Return on Net Worth, also commonly referred to as Return on Equity, is a ratio to measure the return the business is generating for its owners. Return on Net Worth can be expressed as below:

Return on Net Worth = Profit after Tax / Average Net Worth

It is a ratio of profit after tax to average net worth. Profit after tax can be seen from the Statement of Profit & Loss. Average Net worth can be calculated by taking the average of opening and closing net worth.

For example, if your business has a profit after tax of Rs. 15 lakhs and average Net worth of Rs. 60 lakhs, the return on net worth would be 25% (Rs. 15 lakhs divided by Rs. 60 lakhs, expressed as a percentage). This indicates that your business has been able to generate 25% return on total shareholders’ equity during the reporting period.

This ratio is important to assess how efficiently a company is investing money and generating income using the money that has been invested/ reinvested in it by the shareholders. Return on net worth provides an insight on the prospective earnings of the business.

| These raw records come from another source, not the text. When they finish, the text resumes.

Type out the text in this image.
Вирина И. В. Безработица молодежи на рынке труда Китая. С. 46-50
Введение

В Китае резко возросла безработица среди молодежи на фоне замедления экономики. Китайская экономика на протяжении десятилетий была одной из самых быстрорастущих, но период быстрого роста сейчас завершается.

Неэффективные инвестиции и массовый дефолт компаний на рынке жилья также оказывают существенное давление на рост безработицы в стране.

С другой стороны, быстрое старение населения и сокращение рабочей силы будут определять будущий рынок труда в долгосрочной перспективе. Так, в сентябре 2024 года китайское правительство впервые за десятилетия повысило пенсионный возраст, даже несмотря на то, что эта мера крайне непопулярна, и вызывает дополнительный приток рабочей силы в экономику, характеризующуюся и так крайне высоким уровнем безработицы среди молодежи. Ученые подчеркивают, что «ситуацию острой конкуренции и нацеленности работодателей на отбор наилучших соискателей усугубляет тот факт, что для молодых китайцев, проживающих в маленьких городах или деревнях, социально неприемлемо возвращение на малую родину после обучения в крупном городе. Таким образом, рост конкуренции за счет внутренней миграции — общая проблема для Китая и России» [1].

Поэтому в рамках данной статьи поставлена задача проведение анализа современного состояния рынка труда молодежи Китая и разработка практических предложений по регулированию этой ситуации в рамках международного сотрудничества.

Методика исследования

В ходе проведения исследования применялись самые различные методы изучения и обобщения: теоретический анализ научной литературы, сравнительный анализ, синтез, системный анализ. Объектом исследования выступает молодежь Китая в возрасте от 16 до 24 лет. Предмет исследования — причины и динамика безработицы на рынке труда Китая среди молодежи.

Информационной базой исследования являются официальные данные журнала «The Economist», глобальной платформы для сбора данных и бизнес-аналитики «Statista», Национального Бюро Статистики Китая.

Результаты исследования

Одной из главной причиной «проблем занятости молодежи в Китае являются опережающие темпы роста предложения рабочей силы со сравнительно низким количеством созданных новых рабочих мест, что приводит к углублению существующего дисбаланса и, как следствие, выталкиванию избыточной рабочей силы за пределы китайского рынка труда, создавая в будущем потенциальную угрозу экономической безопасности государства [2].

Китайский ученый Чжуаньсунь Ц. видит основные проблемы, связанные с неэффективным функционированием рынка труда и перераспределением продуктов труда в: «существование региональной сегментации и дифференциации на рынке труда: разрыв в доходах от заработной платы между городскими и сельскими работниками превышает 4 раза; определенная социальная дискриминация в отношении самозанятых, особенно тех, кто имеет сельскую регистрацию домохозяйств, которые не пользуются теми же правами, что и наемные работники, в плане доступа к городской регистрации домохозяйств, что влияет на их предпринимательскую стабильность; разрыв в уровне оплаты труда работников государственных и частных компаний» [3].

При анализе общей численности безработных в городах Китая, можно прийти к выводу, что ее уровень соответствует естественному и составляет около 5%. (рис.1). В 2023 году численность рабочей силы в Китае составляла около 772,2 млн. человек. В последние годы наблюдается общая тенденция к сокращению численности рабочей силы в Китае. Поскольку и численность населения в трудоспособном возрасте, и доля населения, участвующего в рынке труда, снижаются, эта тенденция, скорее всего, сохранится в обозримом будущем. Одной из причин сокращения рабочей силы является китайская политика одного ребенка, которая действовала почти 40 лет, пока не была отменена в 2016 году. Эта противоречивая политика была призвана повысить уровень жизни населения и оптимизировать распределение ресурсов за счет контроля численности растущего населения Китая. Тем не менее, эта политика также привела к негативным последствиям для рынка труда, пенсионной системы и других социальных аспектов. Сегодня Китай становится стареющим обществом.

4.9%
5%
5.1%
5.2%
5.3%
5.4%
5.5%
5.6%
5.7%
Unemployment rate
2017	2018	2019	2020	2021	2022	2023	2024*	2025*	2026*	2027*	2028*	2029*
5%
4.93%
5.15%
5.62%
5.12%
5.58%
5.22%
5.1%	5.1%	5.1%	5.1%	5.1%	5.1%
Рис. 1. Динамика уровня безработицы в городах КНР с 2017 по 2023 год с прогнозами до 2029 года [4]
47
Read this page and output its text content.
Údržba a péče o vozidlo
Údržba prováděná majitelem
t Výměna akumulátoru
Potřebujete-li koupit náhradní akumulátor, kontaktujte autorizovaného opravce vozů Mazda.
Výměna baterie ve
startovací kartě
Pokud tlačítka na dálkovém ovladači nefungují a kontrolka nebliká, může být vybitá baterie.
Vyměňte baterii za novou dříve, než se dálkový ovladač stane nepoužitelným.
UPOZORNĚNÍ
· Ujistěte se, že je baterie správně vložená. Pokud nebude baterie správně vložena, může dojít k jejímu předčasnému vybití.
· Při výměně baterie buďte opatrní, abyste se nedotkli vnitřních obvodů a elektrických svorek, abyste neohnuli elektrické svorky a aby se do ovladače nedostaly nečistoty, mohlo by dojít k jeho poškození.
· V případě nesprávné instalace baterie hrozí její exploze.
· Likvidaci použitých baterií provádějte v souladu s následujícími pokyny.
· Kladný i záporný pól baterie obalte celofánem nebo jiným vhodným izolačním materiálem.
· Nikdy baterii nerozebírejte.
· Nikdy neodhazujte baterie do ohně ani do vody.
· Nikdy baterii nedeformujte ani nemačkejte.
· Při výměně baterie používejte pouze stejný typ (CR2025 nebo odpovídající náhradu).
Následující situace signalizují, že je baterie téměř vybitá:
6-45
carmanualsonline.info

Higher the return on net worth, the better it is. Before investing in any business, the investors would be concerned about the return that the company would generate on the funds that are likely to be invested by them. A high return on net worth would attract more investors from the market and would help the business to get more funds to generate higher income in future. Return on net worth is always expressed as a percentage, hence, can be used by investors for comparing various investment opportunities available in the market.